Abstract:
Sentiment analysis is an emerging research area of Natural Language Processing (NLP).
Along with the rise of people generated content on social sites, sentiment analysis has
gained more importance. One of the challenging tasks of sentiment analysis is Aspect
Based Sentiment Analysis (ABSA). ABSA is a task of identifying the sentiment at aspect
level. Right now, mostly researchers have focused on the English language but very less
attention on resource poor languages like Urdu, Arabic etc. To the best of our knowledge,
there is no publicly available dataset on ABSA in Urdu language.
In this study, we focused on the resource creation for the task of ABSA in Urdu language.
This task is further divided into four subtasks i.e., Aspect Term, Aspect Term Polarity,
Aspect Category and Aspect Category Polarity. Our dataset is comprised of 6672 sentences
which are collected form twitter using Twitter API’s. For annotation, we prepared standard
guidelines which are according to the SemEval. Evaluation is also performed by extracting
n gram features at word level and char level. TF-IDF vectorizer is used to vectorize the
data into machine readable form. Then we applied different machine learning algorithms.

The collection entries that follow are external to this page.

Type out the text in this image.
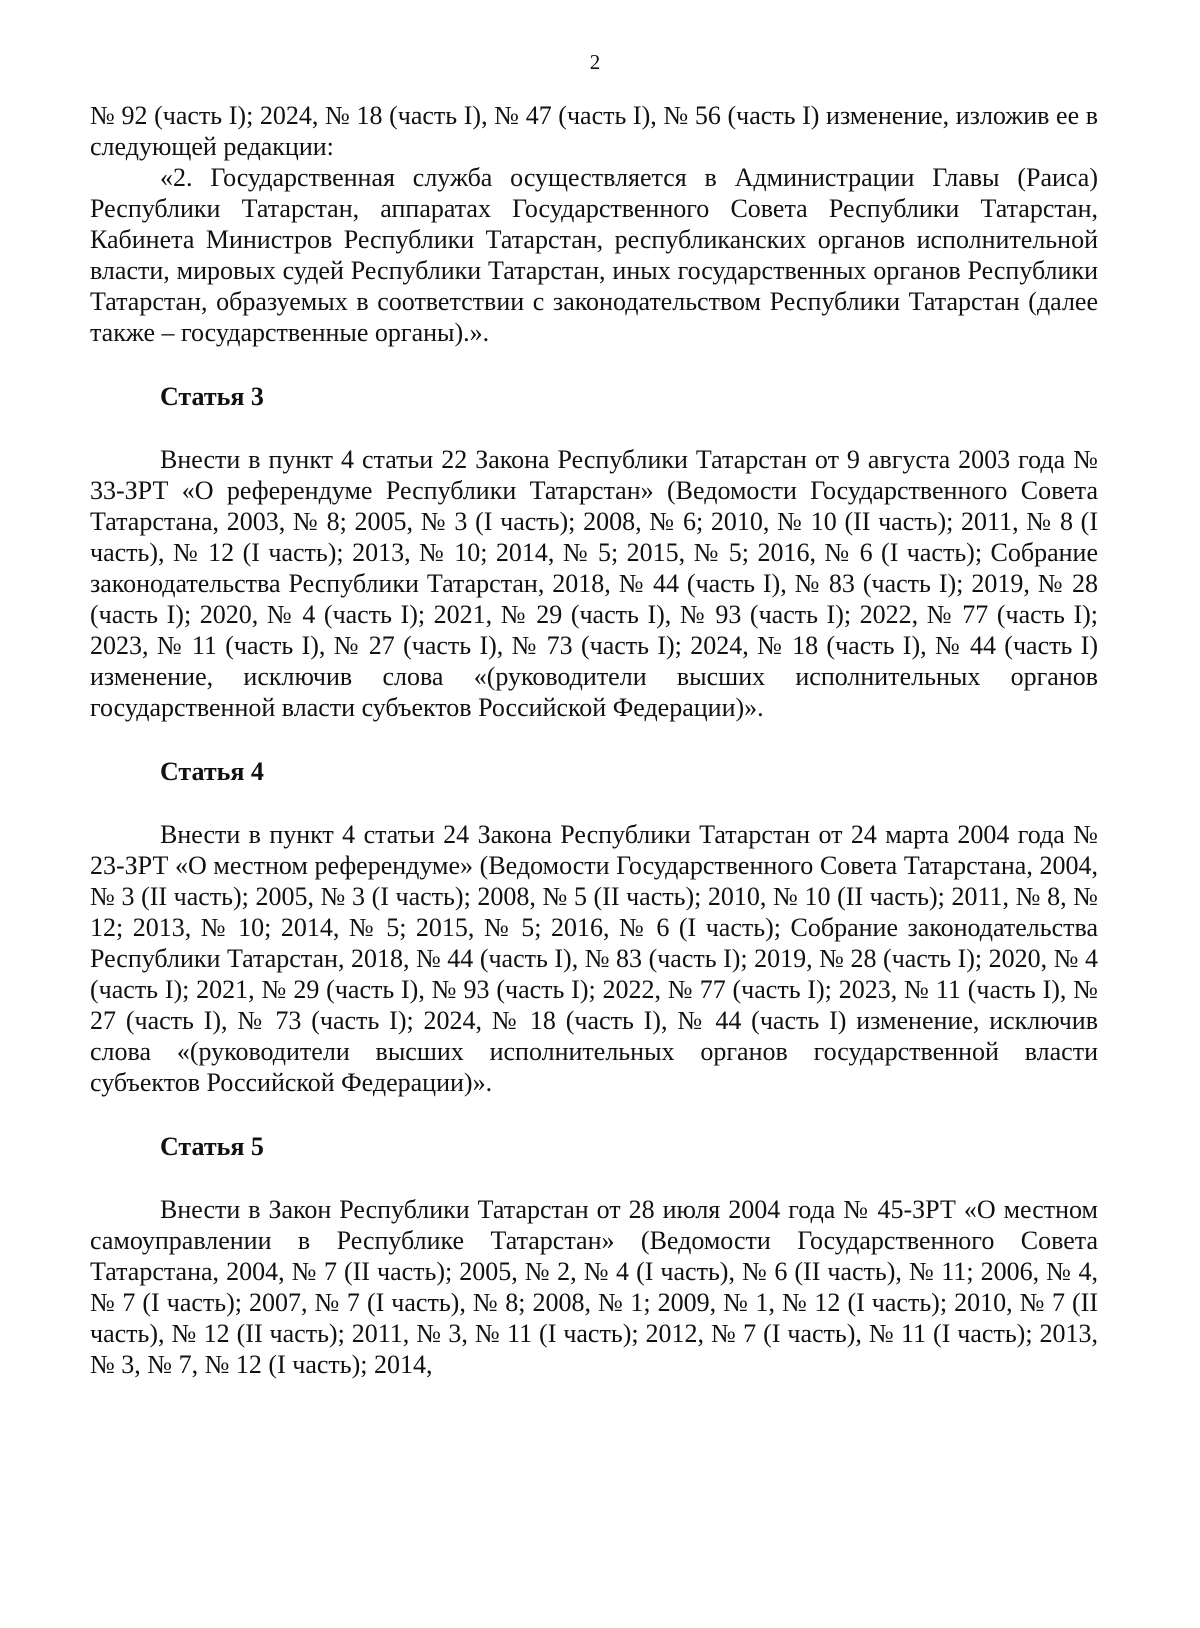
2

№ 92 (часть I); 2024, № 18 (часть I), № 47 (часть I), № 56 (часть I) изменение, изложив ее в следующей редакции:

«2. Государственная служба осуществляется в Администрации Главы (Раиса) Республики Татарстан, аппаратах Государственного Совета Республики Татарстан, Кабинета Министров Республики Татарстан, республиканских органов исполнительной власти, мировых судей Республики Татарстан, иных государственных органов Республики Татарстан, образуемых в соответствии с законодательством Республики Татарстан (далее также – государственные органы).».

Статья 3

Внести в пункт 4 статьи 22 Закона Республики Татарстан от 9 августа 2003 года № 33-ЗРТ «О референдуме Республики Татарстан» (Ведомости Государственного Совета Татарстана, 2003, № 8; 2005, № 3 (I часть); 2008, № 6; 2010, № 10 (II часть); 2011, № 8 (I часть), № 12 (I часть); 2013, № 10; 2014, № 5; 2015, № 5; 2016, № 6 (I часть); Собрание законодательства Республики Татарстан, 2018, № 44 (часть I), № 83 (часть I); 2019, № 28 (часть I); 2020, № 4 (часть I); 2021, № 29 (часть I), № 93 (часть I); 2022, № 77 (часть I); 2023, № 11 (часть I), № 27 (часть I), № 73 (часть I); 2024, № 18 (часть I), № 44 (часть I) изменение, исключив слова «(руководители высших исполнительных органов государственной власти субъектов Российской Федерации)».

Статья 4

Внести в пункт 4 статьи 24 Закона Республики Татарстан от 24 марта 2004 года № 23-ЗРТ «О местном референдуме» (Ведомости Государственного Совета Татарстана, 2004, № 3 (II часть); 2005, № 3 (I часть); 2008, № 5 (II часть); 2010, № 10 (II часть); 2011, № 8, № 12; 2013, № 10; 2014, № 5; 2015, № 5; 2016, № 6 (I часть); Собрание законодательства Республики Татарстан, 2018, № 44 (часть I), № 83 (часть I); 2019, № 28 (часть I); 2020, № 4 (часть I); 2021, № 29 (часть I), № 93 (часть I); 2022, № 77 (часть I); 2023, № 11 (часть I), № 27 (часть I), № 73 (часть I); 2024, № 18 (часть I), № 44 (часть I) изменение, исключив слова «(руководители высших исполнительных органов государственной власти субъектов Российской Федерации)».

Статья 5

Внести в Закон Республики Татарстан от 28 июля 2004 года № 45-ЗРТ «О местном самоуправлении в Республике Татарстан» (Ведомости Государственного Совета Татарстана, 2004, № 7 (II часть); 2005, № 2, № 4 (I часть), № 6 (II часть), № 11; 2006, № 4, № 7 (I часть); 2007, № 7 (I часть), № 8; 2008, № 1; 2009, № 1, № 12 (I часть); 2010, № 7 (II часть), № 12 (II часть); 2011, № 3, № 11 (I часть); 2012, № 7 (I часть), № 11 (I часть); 2013, № 3, № 7, № 12 (I часть); 2014,
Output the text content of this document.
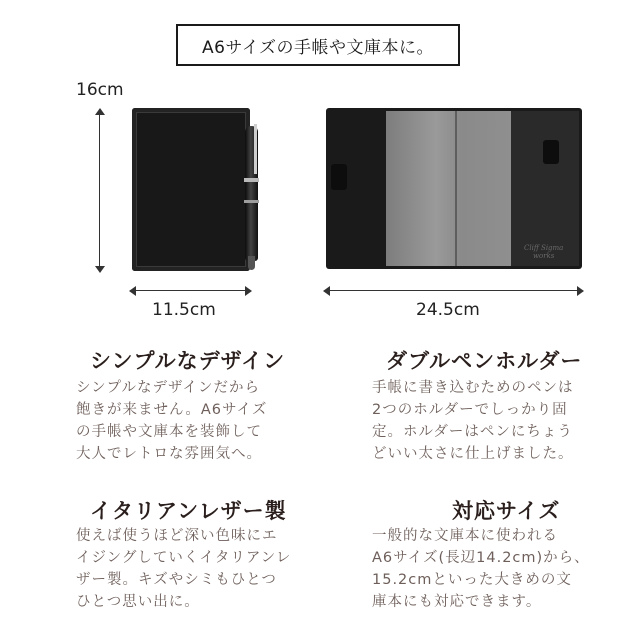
A6サイズの手帳や文庫本に。
16cm
11.5cm
Cliff Sigma
works
24.5cm
シンプルなデザイン
シンプルなデザインだから
飽きが来ません。A6サイズ
の手帳や文庫本を装飾して
大人でレトロな雰囲気へ。
ダブルペンホルダー
手帳に書き込むためのペンは
2つのホルダーでしっかり固
定。ホルダーはペンにちょう
どいい太さに仕上げました。
イタリアンレザー製
使えば使うほど深い色味にエ
イジングしていくイタリアンレ
ザー製。キズやシミもひとつ
ひとつ思い出に。
対応サイズ
一般的な文庫本に使われる
A6サイズ(長辺14.2cm)から、
15.2cmといった大きめの文
庫本にも対応できます。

Experiments are performed by Naïve Bayes (NB), support Vector Machine (SVM),
Logistic Regression (LR), Random Forest (RF) and performance is measured by four
parameters i.e., accuracy, precision, recall, f1 measure. We achieved 71% accuracy in
Aspect Term task, 61% in Aspect Category, 74% in Aspect Term Polarity and 80% in
Aspect Category Polarity The evaluation results depict that there is need to do more work
in this task. We provided baseline evaluation for researcher community to further compare
their results of ABSA systems